Illicit Cryptomining Threat Actor Rocke Changes Tactics, Now More Difficult to Detect


Summary

Rocke, a China-based cryptomining threat actor, has changed its Command and Control (C2) infrastructure away from Pastebin to a self-hosted solution during the summer of 2019. The setup scripts were hosted on the domains “lsd.systemten[.]org” and “update.systemten[.]org” as pastes. In September 2019, the actor moved away from hosting the scripts on dedicated servers and instead started to use Domain Name System (DNS) text records. These records are accessed via normal DNS queries or DNS-over-HTTPs (DoH) if the DNS query fails. In addition to the C2 change, functionality was also added to their LSD malware to exploit ActiveMQ servers vulnerable to CVE-2016-3088.

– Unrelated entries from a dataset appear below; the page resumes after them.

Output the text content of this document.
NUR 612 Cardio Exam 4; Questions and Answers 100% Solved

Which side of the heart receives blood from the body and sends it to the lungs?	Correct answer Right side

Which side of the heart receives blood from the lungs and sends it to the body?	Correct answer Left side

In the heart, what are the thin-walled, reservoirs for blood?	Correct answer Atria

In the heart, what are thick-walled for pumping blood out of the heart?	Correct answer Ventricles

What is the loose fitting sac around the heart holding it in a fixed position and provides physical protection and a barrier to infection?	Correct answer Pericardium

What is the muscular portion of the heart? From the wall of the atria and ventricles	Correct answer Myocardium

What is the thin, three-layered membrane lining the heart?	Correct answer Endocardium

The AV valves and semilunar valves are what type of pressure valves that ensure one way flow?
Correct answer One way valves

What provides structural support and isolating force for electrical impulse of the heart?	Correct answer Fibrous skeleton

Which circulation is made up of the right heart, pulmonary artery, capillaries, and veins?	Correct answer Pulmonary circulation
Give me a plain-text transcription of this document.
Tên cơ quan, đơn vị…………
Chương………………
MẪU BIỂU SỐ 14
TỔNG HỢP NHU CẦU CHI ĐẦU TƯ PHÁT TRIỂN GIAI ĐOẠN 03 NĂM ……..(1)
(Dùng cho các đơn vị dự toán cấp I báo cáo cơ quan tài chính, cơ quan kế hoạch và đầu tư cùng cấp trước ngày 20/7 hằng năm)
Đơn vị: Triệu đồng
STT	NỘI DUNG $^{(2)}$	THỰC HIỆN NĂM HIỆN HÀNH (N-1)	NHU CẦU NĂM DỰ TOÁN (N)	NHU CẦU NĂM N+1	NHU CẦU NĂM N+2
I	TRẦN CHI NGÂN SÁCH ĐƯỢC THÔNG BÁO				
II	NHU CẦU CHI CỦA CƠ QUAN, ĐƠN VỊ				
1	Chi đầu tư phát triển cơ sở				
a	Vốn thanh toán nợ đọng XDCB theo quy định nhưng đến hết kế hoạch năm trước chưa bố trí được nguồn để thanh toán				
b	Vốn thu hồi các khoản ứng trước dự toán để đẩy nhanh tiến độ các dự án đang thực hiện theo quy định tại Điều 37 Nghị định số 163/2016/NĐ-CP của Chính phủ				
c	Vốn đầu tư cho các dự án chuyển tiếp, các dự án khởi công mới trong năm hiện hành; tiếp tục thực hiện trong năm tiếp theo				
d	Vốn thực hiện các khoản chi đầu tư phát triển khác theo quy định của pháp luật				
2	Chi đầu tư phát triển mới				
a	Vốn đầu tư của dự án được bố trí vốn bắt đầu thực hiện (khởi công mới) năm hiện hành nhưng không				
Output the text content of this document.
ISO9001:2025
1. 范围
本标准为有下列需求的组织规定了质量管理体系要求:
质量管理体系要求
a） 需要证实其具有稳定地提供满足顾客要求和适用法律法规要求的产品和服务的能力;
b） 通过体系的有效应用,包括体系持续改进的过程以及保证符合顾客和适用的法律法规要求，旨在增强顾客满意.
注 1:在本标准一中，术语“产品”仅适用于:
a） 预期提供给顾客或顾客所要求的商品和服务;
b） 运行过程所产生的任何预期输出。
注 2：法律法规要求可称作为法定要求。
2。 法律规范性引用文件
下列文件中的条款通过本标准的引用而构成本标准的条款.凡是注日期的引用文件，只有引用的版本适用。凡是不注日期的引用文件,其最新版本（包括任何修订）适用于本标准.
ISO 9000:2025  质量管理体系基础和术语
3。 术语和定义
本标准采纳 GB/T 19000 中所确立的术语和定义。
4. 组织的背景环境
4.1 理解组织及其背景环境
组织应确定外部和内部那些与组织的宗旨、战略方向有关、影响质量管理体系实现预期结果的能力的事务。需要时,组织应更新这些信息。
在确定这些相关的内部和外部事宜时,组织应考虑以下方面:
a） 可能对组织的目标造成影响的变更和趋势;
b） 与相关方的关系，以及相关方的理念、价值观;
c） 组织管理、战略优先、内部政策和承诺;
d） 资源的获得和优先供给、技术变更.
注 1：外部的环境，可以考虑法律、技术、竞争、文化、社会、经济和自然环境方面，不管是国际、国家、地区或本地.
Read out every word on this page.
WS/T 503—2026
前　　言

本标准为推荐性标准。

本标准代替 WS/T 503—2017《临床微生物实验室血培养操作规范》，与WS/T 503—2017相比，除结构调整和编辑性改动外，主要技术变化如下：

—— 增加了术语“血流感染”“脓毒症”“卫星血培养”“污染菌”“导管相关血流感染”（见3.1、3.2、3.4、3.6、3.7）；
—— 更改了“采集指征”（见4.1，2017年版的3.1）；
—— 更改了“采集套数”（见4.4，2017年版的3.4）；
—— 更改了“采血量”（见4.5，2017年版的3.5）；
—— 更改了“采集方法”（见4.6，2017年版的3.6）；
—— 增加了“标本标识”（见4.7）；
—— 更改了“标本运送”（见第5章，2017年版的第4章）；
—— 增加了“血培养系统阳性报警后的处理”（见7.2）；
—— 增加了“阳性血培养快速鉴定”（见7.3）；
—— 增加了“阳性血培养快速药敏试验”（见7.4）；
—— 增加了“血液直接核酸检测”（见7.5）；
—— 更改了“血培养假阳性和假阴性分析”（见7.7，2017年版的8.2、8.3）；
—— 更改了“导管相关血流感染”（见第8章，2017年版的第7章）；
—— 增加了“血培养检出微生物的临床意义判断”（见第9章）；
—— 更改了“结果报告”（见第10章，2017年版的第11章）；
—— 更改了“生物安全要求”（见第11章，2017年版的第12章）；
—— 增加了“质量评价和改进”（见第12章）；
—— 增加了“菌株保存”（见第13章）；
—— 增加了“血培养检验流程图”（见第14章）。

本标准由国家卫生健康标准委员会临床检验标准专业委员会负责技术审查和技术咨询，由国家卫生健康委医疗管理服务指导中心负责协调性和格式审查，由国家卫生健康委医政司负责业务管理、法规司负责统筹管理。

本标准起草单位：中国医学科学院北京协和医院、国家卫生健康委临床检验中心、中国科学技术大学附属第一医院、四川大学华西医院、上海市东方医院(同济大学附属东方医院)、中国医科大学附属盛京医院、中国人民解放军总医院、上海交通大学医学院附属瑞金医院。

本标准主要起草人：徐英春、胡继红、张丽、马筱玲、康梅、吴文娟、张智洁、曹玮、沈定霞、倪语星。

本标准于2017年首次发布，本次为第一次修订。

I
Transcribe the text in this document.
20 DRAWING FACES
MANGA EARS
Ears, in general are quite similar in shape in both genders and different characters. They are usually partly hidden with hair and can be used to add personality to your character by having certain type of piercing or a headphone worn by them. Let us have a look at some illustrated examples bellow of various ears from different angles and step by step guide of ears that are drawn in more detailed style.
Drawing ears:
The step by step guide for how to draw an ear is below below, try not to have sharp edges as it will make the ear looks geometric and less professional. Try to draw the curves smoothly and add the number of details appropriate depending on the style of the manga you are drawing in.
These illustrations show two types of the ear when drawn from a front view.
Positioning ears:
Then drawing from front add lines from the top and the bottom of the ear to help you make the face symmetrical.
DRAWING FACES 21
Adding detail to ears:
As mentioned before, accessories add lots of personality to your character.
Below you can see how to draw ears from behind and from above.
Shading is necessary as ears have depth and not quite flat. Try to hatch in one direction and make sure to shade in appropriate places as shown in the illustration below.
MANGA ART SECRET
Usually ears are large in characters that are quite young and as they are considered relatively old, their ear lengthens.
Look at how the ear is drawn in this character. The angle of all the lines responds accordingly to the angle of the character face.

The change in technique observed by Rocke is a step forward in regards to the threat actor’s overall sophistication. By moving from Pastebin to self-hosted and DNS records, the actor is better protected against potential takedowns, and its malicious operations may become more difficult to detect. As of this writing, Rocke is primarily known for cryptomining, however, it is possible for the actor to change payloads to something more damaging if Rocke wished to try to make illegal funds with a different technique. Therefore, it is paramount to take steps to mitigate the possibility of Rocke-styled campaigns.

Introduction

Rocke is primarily focusing on illicit cryptomining that is conducted on compromised machines. The group was first reported by Cisco Talos[1] in August 2018, and Palo Alto’s Unit 42 has produced numerous reports[2-4] on the group since then. Anomali’s Threat Research Team has been tracking the actor’s activity since March of 2019. Our report in March described how the actor started to use a malware written in Go (Golang) to set up and monitor the mining on the infected machine.[5] We have been observing the threat actor continuing to use the same malware throughout the year. In April 2019, Confluence users posted reports on Atlassian’s support forum reporting infections of cryptominer.[6] Rocke utilized CVE-2019-3396, which was disclosed the month before, to install its malware on vulnerable Confluence servers. The activity of the group continued for a few months with only minor changes to their Tactics, Techniques, and Procedures (TTPs).

Summer 2019 activity

In June, Rocke shifted its technique from using “Pastebin” to self-hosting the initial setup script. This was performed by using subdomains on the domain “systemten[.]org”, the domain name that is pointing to the mining pool/proxy used by the threat actor. Two of these subdomains are “lsd.systemten[.]org” and “update.systemten[.]org”. On July 29, 2019, both of these subdomains saw a huge spike in requests, according to data from Cisco Umbrella. The “update” subdomain was still being requested until September 17, 2019, when it stopped abruptly. Figures 1 and 2 below are showing both of these events. The “lsd” subdomain is still being requested as of writing.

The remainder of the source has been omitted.